When comparing residents to attending physicians, there were no statistically significant between-differences except on questions 5 and 6. Specifically, residents were less comfortable than attending physicians discussing ICD deactivation and did so with less regularity (P < .001 and P = .018, respectively; Figure 2). Comfort levels improved markedly with experience: 29.2% of interns expressed comfort asking about ICD deactivation as compared with 60.7% of third- and-fourth year residents and 78.8% of attending physicians. Furthermore, comfort level seemed to parallel the regularity with which respondents asked about ICD deactivation: 4.2% of interns routinely asked about ICD deactivation as compared with 21.4% of third- and fourth-year residents and 34.8% of attending physicians.
The only statistically significant difference when comparing attending physicians by specialty was on question 6 of the survey with the groups being unequal in their reliability at asking about ICD deactivation during code status discussions (P < .001; Figure 2). Of cardiologists and electrophysiologists, 73.3% said they routinely ask about ICD deactivation, as well as 83.3% of geriatricians. By contrast, only 19.2% of outpatient general internists and 10.5% of inpatient general internists (ie, hospitalists) said they routinely ask about ICD deactivation.
There were no differences between groups when asked whether ICD deactivation was part of a DNR/DNI order (question 8), or if an ICD should be deactivated in DNR/DNI patients (questions 9 and 10). As shown in Figure 1, 21.1% of respondents felt that a DNR/DNI order is equivalent to requesting ICD deactivation, 60.2% felt that terminally ill DNR/DNI patients should have their device deactivated, and 28% felt that non-terminally ill DNR/DNI patients should have their device deactivated.

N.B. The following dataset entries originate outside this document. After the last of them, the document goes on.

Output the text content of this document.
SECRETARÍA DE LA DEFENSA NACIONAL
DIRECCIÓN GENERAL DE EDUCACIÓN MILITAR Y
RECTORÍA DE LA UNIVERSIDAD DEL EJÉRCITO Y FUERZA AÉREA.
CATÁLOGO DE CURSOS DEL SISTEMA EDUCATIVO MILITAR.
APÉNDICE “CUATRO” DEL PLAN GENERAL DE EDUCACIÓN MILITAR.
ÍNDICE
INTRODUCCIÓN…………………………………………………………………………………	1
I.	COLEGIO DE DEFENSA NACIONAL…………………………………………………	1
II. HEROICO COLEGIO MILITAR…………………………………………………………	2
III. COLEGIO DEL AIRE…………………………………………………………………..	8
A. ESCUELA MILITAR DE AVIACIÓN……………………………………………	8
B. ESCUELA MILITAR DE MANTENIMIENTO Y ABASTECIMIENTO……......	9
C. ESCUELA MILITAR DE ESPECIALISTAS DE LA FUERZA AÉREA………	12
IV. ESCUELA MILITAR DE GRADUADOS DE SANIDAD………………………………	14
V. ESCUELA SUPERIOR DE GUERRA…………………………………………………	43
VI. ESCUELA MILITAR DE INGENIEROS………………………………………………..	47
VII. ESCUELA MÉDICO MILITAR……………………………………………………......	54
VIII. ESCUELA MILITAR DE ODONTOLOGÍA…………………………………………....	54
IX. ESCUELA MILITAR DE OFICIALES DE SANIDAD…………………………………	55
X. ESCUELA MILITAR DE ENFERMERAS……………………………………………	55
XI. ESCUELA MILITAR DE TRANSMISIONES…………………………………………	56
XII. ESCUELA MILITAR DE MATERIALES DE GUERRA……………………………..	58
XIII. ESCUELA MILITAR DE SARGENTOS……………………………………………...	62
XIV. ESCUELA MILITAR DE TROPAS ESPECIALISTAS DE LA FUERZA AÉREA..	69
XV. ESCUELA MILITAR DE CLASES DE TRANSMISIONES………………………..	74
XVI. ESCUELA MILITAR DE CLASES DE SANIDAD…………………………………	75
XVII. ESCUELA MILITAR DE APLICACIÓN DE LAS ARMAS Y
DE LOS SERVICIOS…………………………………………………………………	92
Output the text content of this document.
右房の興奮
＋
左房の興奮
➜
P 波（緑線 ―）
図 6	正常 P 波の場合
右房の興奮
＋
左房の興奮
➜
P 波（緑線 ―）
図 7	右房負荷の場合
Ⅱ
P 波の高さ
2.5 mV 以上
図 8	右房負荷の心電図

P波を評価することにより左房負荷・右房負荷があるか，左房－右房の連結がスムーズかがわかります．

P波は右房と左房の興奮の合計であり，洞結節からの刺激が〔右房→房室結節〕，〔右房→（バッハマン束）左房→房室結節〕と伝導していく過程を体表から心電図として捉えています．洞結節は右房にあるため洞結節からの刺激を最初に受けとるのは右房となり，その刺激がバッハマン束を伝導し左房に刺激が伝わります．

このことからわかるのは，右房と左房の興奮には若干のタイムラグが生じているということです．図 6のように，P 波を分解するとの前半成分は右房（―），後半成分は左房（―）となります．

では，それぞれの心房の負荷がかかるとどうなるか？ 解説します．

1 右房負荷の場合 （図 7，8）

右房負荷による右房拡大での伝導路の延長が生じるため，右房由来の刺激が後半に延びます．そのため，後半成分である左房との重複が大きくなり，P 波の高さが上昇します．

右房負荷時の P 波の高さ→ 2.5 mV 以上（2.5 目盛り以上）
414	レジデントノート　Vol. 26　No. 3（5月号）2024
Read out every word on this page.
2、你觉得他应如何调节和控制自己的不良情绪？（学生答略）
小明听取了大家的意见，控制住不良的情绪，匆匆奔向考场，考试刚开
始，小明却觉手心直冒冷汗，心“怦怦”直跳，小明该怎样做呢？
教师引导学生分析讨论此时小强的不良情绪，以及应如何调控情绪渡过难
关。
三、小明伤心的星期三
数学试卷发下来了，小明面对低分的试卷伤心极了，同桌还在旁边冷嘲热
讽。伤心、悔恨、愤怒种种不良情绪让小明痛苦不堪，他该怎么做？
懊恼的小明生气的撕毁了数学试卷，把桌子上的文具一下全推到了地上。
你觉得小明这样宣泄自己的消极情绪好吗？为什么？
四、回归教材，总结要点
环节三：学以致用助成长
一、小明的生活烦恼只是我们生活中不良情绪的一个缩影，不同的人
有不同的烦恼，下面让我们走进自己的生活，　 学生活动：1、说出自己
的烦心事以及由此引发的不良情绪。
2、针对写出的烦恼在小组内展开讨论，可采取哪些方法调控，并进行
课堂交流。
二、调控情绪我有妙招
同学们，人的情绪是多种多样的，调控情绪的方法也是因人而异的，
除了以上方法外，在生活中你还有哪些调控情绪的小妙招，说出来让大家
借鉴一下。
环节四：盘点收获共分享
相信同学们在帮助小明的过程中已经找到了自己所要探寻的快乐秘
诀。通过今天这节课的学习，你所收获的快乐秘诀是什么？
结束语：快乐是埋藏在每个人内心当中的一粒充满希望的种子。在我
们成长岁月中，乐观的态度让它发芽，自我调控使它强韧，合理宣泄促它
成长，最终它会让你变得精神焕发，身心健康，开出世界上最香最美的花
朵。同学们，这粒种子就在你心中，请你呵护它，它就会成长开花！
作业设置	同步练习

Groups were unequal with respect to the number of ICD deactivations in which they had been directly involved (Figure 3; P < .001). Over half of interns had not been involved in any ICD deactivations as compared with only 10.7% of third- or fourth-year residents. Of the 20 geriatricians, cardiologists, and electrophysiologists, 45% had been involved in at least 5 ICD deactivations. Of note, although 77.8% of fellows reported being involved in more than 10 ICD deactivations, these 9 respondents were all in cardiology or electrophysiology.